Il faut que je vous raconte encore une action héroïque de Masnau : il était malade à mourir, il y a huit jours, d’une colique néphrétique ; il prit plusieurs remèdes, et se fit saigner à minuit. Le lendemain, à sept heures, il se fit traîner à la chambre de justice ; il y souffrit des douleurs inconcevables. M. le chancelier le vit pâlir ; il lui dit : Monsieur, vous n’en pouvez plus, retirez-vous. Il lui répondit : Monsieur, il est vrai ; mais il faut mourir ici. ftf. le chancelier, le voyant quasi s’évanouir, lui dit, le voyant s’opiniâtrer : Hé bien, monsieur, nous vous attendrons. Sur cela il sortit un quart d’heure ; et dans ce temps il fit deux pierres d’une grosseur si considérable, qu’en vérité cela pourrait passer pour un miracle, si les hommes étaient dignes que Dieu en voulût faire. Ce bon homme rentra gai et gaillard, et chacun fut surpris de cette aventure.

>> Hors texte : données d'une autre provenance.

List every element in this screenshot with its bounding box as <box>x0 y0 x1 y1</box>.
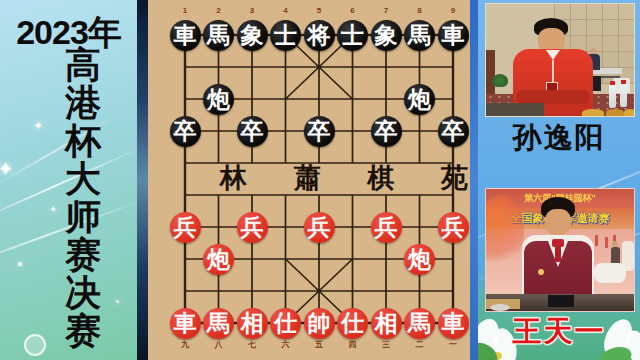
door-frame <box>486 50 495 98</box>
left-divider <box>137 0 148 360</box>
file-label: 9 <box>443 6 463 15</box>
glow-dot <box>116 300 119 303</box>
river-character: 蕭 <box>294 160 321 196</box>
file-label: 3 <box>242 6 262 15</box>
player-name-top: 孙逸阳 <box>478 118 640 158</box>
plant <box>492 74 508 87</box>
piece-black-卒[interactable]: 卒 <box>237 116 268 147</box>
piece-black-馬[interactable]: 馬 <box>404 20 435 51</box>
right-divider <box>470 0 478 360</box>
dish <box>624 109 635 116</box>
piece-black-士[interactable]: 士 <box>337 20 368 51</box>
dark-object <box>548 295 574 307</box>
file-label: 八 <box>209 339 229 350</box>
piece-red-仕[interactable]: 仕 <box>337 308 368 339</box>
piece-black-車[interactable]: 車 <box>170 20 201 51</box>
file-label: 三 <box>376 339 396 350</box>
piece-red-炮[interactable]: 炮 <box>203 244 234 275</box>
piece-black-車[interactable]: 車 <box>438 20 469 51</box>
jacket-collar <box>546 50 560 60</box>
players-panel: 孙逸阳 第六届"碧桂园杯" 全国象棋冠军邀请赛 <box>478 0 640 360</box>
piece-black-卒[interactable]: 卒 <box>438 116 469 147</box>
piece-red-炮[interactable]: 炮 <box>404 244 435 275</box>
piece-red-兵[interactable]: 兵 <box>170 212 201 243</box>
background-person <box>611 247 620 263</box>
water-bottle <box>609 84 616 108</box>
glow-dot <box>18 262 22 266</box>
sparkle-icon: ✦ <box>34 120 42 131</box>
piece-red-兵[interactable]: 兵 <box>304 212 335 243</box>
river-character: 林 <box>220 160 247 196</box>
dish <box>582 109 604 116</box>
file-label: 六 <box>276 339 296 350</box>
piece-black-卒[interactable]: 卒 <box>304 116 335 147</box>
file-label: 五 <box>309 339 329 350</box>
piece-red-帥[interactable]: 帥 <box>304 308 335 339</box>
cup <box>490 304 510 311</box>
crossed-arms <box>516 90 590 104</box>
file-label: 四 <box>343 339 363 350</box>
event-title-panel: ✦ ✦ ✦ 2023年 高港杯大师赛决赛 <box>0 0 137 360</box>
piece-black-卒[interactable]: 卒 <box>170 116 201 147</box>
piece-red-仕[interactable]: 仕 <box>270 308 301 339</box>
piece-red-車[interactable]: 車 <box>438 308 469 339</box>
file-label: 2 <box>209 6 229 15</box>
sparkle-icon: ✦ <box>50 205 57 214</box>
piece-black-卒[interactable]: 卒 <box>371 116 402 147</box>
piece-black-炮[interactable]: 炮 <box>404 84 435 115</box>
xiangqi-board[interactable]: 123456789 九八七六五四三二一 林蕭棋苑 車馬象士将士象馬車炮炮卒卒卒卒… <box>148 0 470 360</box>
piece-black-炮[interactable]: 炮 <box>203 84 234 115</box>
piece-red-馬[interactable]: 馬 <box>404 308 435 339</box>
water-bottle <box>620 83 627 107</box>
file-label: 九 <box>175 339 195 350</box>
river-text: 林蕭棋苑 <box>220 163 468 193</box>
sparkle-icon: ✦ <box>0 158 13 180</box>
file-label: 8 <box>410 6 430 15</box>
badge <box>538 269 544 275</box>
piece-red-兵[interactable]: 兵 <box>237 212 268 243</box>
piece-red-相[interactable]: 相 <box>371 308 402 339</box>
piece-red-馬[interactable]: 馬 <box>203 308 234 339</box>
player-photo-top <box>485 3 635 117</box>
piece-red-兵[interactable]: 兵 <box>438 212 469 243</box>
piece-red-兵[interactable]: 兵 <box>371 212 402 243</box>
piece-black-将[interactable]: 将 <box>304 20 335 51</box>
river-character: 棋 <box>367 160 394 196</box>
piece-black-象[interactable]: 象 <box>371 20 402 51</box>
event-name-vertical: 高港杯大师赛决赛 <box>63 46 103 350</box>
file-label: 二 <box>410 339 430 350</box>
bubble-decoration <box>24 334 46 356</box>
video-frame: ✦ ✦ ✦ 2023年 高港杯大师赛决赛 123456789 九八七六五四三二一… <box>0 0 640 360</box>
piece-black-象[interactable]: 象 <box>237 20 268 51</box>
piece-black-士[interactable]: 士 <box>270 20 301 51</box>
foreground-table <box>486 103 544 116</box>
dish <box>606 109 624 116</box>
red-tie-tail <box>555 246 561 262</box>
player-photo-bottom: 第六届"碧桂园杯" 全国象棋冠军邀请赛 <box>485 188 635 312</box>
chair <box>594 263 626 283</box>
banner-red-text <box>605 237 608 248</box>
river-character: 苑 <box>441 160 468 196</box>
file-label: 七 <box>242 339 262 350</box>
file-label: 1 <box>175 6 195 15</box>
file-label: 5 <box>309 6 329 15</box>
piece-red-相[interactable]: 相 <box>237 308 268 339</box>
file-label: 7 <box>376 6 396 15</box>
file-label: 4 <box>276 6 296 15</box>
player-face <box>545 209 571 235</box>
player-name-bottom: 王天一 <box>478 312 640 352</box>
piece-red-車[interactable]: 車 <box>170 308 201 339</box>
file-label: 6 <box>343 6 363 15</box>
piece-black-馬[interactable]: 馬 <box>203 20 234 51</box>
file-label: 一 <box>443 339 463 350</box>
banner-red-text <box>595 235 598 246</box>
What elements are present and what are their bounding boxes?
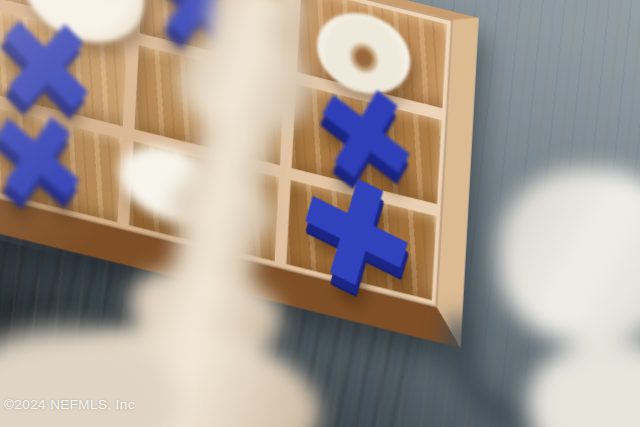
watermark: ©2024 NEFMLS, Inc	[4, 397, 135, 412]
photo-scene: ✚✚✚✚✚ ©2024 NEFMLS, Inc	[0, 0, 640, 427]
pitcher-blurred	[440, 160, 640, 427]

Voilà tout ce que je sais. Tout le monde s’intéresse dans cette grande affaire. On ne parle d’autre chose ; on raisonne, on tire des conséquences, on compte sur ses doigts, on s’attendrit, on craint, on souhaite, on hait, on admire, on est triste, on est accablé ; enfin, mon pauvre monsieur, c’est une chose extraordinaire que l’état où l’on est présentement ; mais c’est une chose divine que la résignation et la fermeté de notre cher malheureux. Il sait tous les jours ce qui se passe, et tous les jours il faudrait faire des volumes à sa louange. Je vous conjure de bien remercier monsieur votre père[2] de l’aimable billet qu’il m’a écrit, et des belles choses qu’il m’a en voyées. Hélas ! je les ai lues, quoique j’aie la tête en quatre. Diteslui que je suis ravie qu’il m’aime un peu, c’est-à-dire beaucoup, et que pour moi je l’aime encore davantage. J’ai reçu votre dernière lettre. Hé ! mon Dieu, vous me payez au delà de tout ce que je fais pour vous ; je vous dois du reste.


  1. Le connétable de Bourbon, qui, sous François Ier, alla servir Charles-Quint contre la France.
  2. Arnauld d’Andilly, traducteur de l’historien Josèphe.